The individual all-around starts at 11:30 a.m. London time (6:30 a.m. ET)
2) Swimming: The second big showdown
Michael Phelps, the most famous U.S. swimmer ever, will be in Lane 3. Ryan Lochte, who was supposed to be one of the big winners in these Games, will be in Lane 4. It's the Showdown, part II. On Saturday, Lochte won the first head-to-head meeting between the two stars, though Phelps didn't even medal in the 400-meter individual medley. But Lochte also swims in the 200-meter backstroke final just a half hour before the 200-meter individual medley. Should Phelps win the event, he would be first male swimmer to accomplish the feat in three consecutive Olympics.
The 200-meter individual medley final starts at 8:19 p.m. London time (3:19 p.m. ET)
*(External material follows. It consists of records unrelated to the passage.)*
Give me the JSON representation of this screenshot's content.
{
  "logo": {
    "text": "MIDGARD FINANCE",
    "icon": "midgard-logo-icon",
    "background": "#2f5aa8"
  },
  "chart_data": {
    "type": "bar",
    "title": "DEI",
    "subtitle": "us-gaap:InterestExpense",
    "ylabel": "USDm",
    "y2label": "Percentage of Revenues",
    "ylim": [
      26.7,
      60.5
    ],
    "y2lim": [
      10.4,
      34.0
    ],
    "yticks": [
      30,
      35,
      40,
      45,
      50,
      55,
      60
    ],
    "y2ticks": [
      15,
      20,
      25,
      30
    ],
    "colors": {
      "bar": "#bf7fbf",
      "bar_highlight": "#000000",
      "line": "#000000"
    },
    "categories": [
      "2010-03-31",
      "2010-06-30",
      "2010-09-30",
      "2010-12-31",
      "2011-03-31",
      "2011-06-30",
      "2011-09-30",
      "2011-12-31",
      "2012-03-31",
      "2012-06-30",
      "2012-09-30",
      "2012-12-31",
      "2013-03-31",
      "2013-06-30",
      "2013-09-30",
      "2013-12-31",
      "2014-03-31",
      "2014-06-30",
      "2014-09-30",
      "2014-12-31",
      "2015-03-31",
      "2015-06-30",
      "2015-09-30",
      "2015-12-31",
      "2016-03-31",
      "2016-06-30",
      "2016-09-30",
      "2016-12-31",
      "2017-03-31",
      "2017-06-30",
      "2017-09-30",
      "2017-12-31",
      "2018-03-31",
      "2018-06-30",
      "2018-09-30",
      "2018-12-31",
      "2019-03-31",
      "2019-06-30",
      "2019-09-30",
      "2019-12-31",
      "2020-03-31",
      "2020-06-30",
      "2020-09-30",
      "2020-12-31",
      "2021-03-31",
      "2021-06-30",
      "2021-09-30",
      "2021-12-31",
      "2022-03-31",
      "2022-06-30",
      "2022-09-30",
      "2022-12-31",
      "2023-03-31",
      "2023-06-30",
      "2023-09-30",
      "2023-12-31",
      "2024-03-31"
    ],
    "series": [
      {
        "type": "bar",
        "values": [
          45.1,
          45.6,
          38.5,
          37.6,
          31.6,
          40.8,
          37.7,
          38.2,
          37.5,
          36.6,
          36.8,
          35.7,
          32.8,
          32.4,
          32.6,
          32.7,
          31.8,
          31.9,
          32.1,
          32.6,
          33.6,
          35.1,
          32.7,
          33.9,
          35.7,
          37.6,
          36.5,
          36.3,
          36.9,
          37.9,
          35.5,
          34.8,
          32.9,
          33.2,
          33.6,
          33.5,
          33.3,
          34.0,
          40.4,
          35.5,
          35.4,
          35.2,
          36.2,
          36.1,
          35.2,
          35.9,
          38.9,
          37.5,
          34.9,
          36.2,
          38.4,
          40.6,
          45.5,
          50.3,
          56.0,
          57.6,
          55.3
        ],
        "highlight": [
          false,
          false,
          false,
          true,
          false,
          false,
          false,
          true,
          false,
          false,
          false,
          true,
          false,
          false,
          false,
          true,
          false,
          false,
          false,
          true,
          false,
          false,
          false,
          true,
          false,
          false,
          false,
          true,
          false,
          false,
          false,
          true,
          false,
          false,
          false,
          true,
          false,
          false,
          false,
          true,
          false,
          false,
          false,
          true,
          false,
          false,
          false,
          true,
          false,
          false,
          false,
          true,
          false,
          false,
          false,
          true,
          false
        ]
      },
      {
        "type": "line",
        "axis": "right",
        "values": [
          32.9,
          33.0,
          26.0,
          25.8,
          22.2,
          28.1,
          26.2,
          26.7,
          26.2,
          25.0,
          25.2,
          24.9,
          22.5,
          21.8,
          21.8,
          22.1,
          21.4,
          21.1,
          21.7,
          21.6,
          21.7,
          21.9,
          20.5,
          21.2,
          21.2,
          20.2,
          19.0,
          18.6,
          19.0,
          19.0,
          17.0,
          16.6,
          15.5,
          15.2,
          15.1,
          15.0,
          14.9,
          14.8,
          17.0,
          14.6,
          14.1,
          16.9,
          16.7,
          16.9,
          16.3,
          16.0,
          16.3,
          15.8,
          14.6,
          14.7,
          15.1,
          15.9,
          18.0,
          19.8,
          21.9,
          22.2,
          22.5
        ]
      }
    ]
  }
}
3) Equestrian: Ann Romney's horse set to take part in the Games
Ann Romney, wife of the soon-to-be Republican nominee, will be on hand to see her horse Rafalca compete in dressage. Mitt Romney will be traveling from Boston to Colorado for campaign events. Commentators seem to think the Republican candidate has a better chance in his race than Rafalca, ridden by Jan Ebeling, has in her event.
The individual dressage competition starts at 11 a.m. London time (6 a.m. ET) while Ebeling is scheduled to ride Rafalca about an hour later.
4) Volleyball: Battle of unbeatens
Men's world No.1 Brazil will face the United States in a rematch of the Beijing Games final, which the U.S. won in a thrilling four sets. Each side has won its first two matches without losing a set.
The match takes place at 8 p.m. London time (3 p.m. ET)
5) Table Tennis: They don't play to lose
While controversy may have hit the badminton courts, table tennis has rolled on. But world champ Zhang Jike has not been without his own controversy in the past. In 2004 he was bumped from the Chinese national team for violating team rules. He came back with a new attitude and now has a chance to become the fourth male grand slam winner. He plays Dimitrij Ovtcharov of Germany in one semifinal while countryman Wang Hao plays Chuang Chih-Yuan of Taiwan. The winners meet later in the day for the gold medal.
Table tennis semifinals begin at 10 a.m. London time (5 a.m. ET).